MIP network member Dali Yang recently sat down with HCEO to discuss his research on the politics of China's development.
"The political aspect is certainly very important because nothing is unpolitical in some ways," Yang says. "But at the same time, I’ve been doing a lot of work related to issues of the restructuring of the Chinese state and the relations between the state and economy and also society."
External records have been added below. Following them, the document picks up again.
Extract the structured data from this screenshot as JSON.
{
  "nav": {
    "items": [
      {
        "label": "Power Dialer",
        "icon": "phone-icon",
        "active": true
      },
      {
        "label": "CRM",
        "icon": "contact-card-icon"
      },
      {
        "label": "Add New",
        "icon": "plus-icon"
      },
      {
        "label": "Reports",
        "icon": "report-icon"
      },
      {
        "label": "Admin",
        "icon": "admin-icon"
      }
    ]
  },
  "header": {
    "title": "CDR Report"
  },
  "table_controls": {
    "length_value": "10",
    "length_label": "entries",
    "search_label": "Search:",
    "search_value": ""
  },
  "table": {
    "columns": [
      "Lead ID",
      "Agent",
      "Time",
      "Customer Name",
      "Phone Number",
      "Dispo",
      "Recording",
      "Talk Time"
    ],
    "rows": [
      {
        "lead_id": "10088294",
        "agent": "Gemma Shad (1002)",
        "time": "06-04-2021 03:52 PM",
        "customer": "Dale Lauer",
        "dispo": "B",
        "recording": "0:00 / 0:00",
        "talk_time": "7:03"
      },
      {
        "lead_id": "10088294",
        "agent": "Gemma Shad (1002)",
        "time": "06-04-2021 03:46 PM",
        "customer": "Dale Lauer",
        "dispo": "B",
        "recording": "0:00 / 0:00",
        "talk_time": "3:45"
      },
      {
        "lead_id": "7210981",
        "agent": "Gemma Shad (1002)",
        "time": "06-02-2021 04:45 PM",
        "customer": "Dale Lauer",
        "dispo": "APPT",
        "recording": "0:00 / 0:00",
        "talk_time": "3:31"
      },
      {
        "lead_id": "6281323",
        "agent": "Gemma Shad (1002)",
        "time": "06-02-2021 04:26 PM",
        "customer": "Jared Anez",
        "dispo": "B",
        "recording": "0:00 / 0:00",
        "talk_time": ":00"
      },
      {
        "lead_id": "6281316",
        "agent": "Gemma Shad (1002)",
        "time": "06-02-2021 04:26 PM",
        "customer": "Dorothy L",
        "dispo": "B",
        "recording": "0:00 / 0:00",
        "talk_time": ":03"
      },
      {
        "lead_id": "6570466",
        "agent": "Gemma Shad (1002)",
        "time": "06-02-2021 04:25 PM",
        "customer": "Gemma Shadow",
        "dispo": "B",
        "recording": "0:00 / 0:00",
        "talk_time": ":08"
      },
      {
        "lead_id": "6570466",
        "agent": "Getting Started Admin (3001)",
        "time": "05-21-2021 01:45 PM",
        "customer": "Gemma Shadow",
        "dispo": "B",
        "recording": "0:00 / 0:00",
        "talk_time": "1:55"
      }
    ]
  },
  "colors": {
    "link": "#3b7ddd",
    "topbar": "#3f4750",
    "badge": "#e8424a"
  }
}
More recently, Yang has been working with colleagues using longitudinal studies of the Chinese population to understand child and youth wellbeing. "This has been an extremely important area," he says. "One of the reasons is very simple. If we want to study any society, we want to know about the future generation. And the children and the youth are the future of any country - how they are being treated, how they are developing, how they are functioning are important. And certainly not only understanding the present, but really looking at the labor force of the future."
Another major area of Yang's research is looking at the making or the remaking of the Chinese state, in particular the development of regulatory institutions.
"Very often China is learning from experiences in the United States," Yang says. "As an American citizen, I am extremely interested in participating in what’s happening here, But at the same time, it allows me to draw on the American experience in particular in trying to understand what's happening in China. At the same time, it’s truly fundamental for us to understand what’s going on because what happens in China has an impact globally, as well as in the United States as you know, in this moment."
Yang is the William Claude Reavis Professor in the Department of Political Science and the College and Senior Advisor to the President and the Provost on Global Initiatives at the University of Chicago.